As the result of the Pampean conflict has just reminded us, it is still difficult for the PRO to establish itself outside of the Federal Capital. Unlike radicalism, which, when it comes to getting charges, is benefited by an impressive number of genetic co-religionists scattered throughout the national territory, it is in the eyes of many a new group and therefore alien. At a time when the old politics, if not politics itself, motivates the repudiation of broad sectors, such an image should be advantageous to him, but the truth is that it harms him in the internal battle that he is waging against his main partner in which the party loyalties often far outweigh ideological preferences. After all, there are radicals like Alfredo Cornejo – the one who, judging by what he says about the “non-working parasites” represented by Kirchnerism – who is as tough as any PRO hawk, while, due to his willingness to To ingratiate himself with everyone, Rodríguez Larreta could be a member of the most sentimental wing of the UCR without problems.

Given that there are still more than eight months left before the country can finally get out of the prolonged political torpor that has meant the impossibility of getting rid of a government prematurely exhausted and without ideas that, to justify its existence, has made From the search for impunity for Cristina, her only reason for being, a lot can change in the time that separates us from the elections. The socioeconomic strategy chosen by the next government will depend more on the prevailing circumstances in the last days of the year than on the positions currently assumed by those aspiring to lead it.
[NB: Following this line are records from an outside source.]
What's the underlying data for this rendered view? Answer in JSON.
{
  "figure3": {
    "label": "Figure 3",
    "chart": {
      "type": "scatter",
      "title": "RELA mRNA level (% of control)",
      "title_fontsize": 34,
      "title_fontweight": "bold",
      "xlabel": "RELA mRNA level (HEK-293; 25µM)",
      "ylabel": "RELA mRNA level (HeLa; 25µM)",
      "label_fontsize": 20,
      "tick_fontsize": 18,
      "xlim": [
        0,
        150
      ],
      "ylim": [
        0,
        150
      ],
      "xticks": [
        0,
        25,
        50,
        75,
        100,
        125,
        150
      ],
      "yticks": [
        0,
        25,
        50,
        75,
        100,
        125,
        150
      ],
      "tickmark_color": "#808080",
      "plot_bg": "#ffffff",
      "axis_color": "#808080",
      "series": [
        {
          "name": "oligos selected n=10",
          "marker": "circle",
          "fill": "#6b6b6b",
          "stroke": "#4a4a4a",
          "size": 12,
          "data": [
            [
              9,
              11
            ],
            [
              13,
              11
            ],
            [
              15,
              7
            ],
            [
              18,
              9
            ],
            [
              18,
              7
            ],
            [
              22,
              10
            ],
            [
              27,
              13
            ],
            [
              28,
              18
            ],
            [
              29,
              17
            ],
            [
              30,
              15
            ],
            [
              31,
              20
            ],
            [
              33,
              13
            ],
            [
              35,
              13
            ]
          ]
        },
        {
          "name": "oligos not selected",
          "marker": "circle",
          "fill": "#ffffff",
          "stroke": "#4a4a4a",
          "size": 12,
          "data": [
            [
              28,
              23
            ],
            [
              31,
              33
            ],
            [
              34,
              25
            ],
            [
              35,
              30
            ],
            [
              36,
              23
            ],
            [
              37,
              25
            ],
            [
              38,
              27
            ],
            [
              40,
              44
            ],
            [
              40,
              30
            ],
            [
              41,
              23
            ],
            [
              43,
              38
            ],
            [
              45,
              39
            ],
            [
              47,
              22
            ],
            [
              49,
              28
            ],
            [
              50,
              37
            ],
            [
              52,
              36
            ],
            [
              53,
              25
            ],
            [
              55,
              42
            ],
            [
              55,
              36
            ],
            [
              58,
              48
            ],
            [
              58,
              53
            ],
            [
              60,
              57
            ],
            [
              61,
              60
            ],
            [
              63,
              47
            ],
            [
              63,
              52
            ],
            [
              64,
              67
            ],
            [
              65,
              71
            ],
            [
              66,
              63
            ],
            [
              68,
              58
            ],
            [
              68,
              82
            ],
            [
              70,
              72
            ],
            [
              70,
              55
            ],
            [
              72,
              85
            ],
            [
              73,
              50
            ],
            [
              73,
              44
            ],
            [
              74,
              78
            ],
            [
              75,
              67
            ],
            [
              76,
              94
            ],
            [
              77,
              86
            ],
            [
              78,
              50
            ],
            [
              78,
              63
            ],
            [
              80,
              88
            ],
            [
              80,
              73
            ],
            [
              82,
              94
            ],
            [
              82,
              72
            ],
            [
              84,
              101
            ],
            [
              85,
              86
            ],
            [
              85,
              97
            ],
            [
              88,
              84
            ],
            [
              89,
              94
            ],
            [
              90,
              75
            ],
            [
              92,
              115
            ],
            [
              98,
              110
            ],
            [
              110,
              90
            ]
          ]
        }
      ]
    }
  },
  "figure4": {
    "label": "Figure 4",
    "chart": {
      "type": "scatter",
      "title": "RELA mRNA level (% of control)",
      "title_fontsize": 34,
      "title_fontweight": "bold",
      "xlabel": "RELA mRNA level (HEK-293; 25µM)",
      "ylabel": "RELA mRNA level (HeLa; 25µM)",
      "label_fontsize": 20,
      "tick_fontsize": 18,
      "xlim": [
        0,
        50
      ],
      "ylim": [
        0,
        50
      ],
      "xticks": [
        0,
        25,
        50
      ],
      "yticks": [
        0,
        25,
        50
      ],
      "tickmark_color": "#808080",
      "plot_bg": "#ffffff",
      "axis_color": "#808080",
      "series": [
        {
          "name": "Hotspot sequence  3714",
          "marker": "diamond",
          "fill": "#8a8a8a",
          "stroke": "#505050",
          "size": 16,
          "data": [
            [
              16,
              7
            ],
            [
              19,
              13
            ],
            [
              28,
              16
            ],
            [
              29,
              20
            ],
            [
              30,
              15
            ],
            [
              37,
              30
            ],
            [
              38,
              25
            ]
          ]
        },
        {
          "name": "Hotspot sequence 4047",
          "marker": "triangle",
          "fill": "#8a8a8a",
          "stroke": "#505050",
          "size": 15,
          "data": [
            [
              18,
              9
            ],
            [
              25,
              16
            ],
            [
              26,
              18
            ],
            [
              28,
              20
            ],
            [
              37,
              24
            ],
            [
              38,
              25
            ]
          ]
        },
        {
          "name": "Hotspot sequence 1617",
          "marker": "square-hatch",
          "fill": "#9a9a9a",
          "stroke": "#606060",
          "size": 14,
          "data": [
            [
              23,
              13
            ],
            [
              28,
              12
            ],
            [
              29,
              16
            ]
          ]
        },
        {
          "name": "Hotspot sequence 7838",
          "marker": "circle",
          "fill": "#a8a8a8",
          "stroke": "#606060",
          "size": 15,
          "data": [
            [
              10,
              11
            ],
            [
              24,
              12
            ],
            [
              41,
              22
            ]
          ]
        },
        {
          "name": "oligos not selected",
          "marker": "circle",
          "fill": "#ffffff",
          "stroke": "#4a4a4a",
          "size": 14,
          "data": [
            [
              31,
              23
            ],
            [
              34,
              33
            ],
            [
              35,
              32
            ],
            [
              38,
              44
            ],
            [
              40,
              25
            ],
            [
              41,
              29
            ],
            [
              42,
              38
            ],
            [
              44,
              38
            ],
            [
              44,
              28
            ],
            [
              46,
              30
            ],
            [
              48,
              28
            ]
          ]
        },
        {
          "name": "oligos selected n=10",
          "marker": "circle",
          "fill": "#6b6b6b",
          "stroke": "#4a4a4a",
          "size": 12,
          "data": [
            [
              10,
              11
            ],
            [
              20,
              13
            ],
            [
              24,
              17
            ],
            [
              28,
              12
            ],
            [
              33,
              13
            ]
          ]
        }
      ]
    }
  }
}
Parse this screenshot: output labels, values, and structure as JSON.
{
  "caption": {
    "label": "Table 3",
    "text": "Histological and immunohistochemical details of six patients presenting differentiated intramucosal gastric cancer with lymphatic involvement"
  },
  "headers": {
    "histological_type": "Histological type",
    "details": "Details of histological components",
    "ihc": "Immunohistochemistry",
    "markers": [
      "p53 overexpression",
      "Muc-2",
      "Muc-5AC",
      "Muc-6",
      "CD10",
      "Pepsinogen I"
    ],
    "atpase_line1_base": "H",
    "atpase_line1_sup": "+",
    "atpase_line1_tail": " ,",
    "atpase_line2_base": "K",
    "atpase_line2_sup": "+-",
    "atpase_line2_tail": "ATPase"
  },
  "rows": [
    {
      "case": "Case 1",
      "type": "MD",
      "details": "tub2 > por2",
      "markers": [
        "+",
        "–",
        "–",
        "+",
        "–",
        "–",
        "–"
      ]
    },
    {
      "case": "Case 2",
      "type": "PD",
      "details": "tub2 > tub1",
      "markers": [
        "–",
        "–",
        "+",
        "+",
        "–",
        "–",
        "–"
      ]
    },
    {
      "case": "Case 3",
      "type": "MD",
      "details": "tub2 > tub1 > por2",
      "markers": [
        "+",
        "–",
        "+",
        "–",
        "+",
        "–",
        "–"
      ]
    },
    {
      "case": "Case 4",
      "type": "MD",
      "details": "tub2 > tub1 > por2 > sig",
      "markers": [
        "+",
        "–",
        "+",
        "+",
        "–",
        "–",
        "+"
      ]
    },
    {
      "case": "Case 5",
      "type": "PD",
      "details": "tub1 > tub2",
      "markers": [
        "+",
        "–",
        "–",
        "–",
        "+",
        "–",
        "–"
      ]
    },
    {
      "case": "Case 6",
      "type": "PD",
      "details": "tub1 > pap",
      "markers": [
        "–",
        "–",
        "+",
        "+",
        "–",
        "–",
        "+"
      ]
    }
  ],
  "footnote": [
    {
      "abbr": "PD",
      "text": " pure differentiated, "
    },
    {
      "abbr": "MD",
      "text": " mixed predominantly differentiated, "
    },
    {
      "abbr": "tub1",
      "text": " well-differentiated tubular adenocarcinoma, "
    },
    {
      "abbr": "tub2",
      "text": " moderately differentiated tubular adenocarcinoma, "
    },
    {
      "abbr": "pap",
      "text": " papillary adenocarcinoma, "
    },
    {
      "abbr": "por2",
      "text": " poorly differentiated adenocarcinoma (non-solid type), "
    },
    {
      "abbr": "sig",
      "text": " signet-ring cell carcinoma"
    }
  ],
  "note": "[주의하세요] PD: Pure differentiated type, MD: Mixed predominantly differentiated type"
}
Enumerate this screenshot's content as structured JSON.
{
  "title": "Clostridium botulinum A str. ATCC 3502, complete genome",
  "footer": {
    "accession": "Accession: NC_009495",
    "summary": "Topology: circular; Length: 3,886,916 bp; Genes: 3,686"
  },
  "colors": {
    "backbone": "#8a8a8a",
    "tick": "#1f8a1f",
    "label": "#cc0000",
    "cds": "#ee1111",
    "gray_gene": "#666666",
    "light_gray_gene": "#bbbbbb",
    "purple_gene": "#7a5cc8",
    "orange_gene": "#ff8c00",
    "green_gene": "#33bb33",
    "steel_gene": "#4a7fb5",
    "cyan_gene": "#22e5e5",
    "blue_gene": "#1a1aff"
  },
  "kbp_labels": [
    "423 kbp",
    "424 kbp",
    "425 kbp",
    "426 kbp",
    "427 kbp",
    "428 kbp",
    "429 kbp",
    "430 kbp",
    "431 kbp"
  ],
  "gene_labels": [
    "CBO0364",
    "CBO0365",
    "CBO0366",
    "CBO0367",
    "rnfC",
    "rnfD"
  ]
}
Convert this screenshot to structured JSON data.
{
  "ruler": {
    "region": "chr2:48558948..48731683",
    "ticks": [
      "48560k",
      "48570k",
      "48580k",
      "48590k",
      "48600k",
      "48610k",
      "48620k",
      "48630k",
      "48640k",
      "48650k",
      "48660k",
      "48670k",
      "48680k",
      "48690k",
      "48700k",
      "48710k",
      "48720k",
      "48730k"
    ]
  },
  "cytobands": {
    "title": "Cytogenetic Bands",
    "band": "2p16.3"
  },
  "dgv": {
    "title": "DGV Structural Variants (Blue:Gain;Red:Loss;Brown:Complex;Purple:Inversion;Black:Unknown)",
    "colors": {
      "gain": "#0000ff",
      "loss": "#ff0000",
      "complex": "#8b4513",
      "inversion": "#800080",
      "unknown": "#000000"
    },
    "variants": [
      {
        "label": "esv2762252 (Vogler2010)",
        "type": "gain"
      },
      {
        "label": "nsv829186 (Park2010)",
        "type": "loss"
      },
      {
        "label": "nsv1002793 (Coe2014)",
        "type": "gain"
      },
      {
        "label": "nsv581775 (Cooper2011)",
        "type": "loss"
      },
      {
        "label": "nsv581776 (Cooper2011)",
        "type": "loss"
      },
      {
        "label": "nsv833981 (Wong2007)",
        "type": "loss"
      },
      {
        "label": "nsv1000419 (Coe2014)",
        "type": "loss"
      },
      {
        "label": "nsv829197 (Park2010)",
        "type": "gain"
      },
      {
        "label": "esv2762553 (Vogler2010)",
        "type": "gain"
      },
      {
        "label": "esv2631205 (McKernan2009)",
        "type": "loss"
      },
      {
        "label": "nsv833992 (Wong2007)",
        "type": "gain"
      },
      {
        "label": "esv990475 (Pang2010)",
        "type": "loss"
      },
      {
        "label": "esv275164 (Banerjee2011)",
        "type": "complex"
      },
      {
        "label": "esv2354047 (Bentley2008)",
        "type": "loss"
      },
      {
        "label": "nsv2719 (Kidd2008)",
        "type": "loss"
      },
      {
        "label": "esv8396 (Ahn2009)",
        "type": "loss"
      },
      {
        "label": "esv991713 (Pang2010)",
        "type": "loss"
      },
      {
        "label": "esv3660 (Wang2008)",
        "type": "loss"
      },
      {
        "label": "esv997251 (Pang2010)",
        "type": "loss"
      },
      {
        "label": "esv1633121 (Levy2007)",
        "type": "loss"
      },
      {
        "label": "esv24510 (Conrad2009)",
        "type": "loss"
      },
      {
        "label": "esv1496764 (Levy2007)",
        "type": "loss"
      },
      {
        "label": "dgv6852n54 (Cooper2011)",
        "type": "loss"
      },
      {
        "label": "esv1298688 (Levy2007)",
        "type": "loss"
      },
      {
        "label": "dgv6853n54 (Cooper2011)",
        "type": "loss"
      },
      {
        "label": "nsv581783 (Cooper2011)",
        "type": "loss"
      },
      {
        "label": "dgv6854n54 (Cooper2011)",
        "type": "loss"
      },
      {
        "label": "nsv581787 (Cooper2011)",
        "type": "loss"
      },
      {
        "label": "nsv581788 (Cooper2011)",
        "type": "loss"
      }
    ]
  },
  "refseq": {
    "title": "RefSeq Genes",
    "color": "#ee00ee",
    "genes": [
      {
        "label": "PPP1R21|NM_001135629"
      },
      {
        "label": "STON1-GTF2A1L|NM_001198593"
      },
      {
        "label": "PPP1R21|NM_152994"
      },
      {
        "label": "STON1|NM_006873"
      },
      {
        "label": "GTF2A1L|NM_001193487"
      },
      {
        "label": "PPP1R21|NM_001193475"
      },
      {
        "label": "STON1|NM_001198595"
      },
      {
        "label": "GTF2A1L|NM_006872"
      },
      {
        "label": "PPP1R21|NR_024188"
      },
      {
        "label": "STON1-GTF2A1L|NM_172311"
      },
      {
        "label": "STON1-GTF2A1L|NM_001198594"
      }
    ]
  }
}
If before the elections, or soon after, everything collapses, he will have no choice but to undertake a series of drastic changes, but if the economy does not suffer a collapse similar to so many that have marked the country’s history with fire, it could try a new version of gradualism.

Macri is not the only one who attributes his defeat in 2019 to his initial willingness to bet that his presence in the Casa Rosada would cause a tsunami of investments. He believes he has learned from that mistake and, if he chooses to apply for a “second term”, he would surely affirm that he is willing to immediately take unsympathetic measures that, hopefully, will bear fruit before his hypothetical management finally approaches. Would it be in his or, more importantly, the country’s interest to try his luck again? Those who doubt it point out that, in addition to surpassing the other candidates in the space that he contributed so much to creating, Macri would have to fight against the many who do not want him for reasons that have less to do with what he did in power than with his last name. , that is, with the reputation of his father. From their point of view, it would be better for him to settle for the role of statesman emeritus that corresponds to him for having been one of the very few politicians -others would be Juan Domingo Perón and Hipólito Yrigoyen- who knew how to articulate a government party capable of survive them.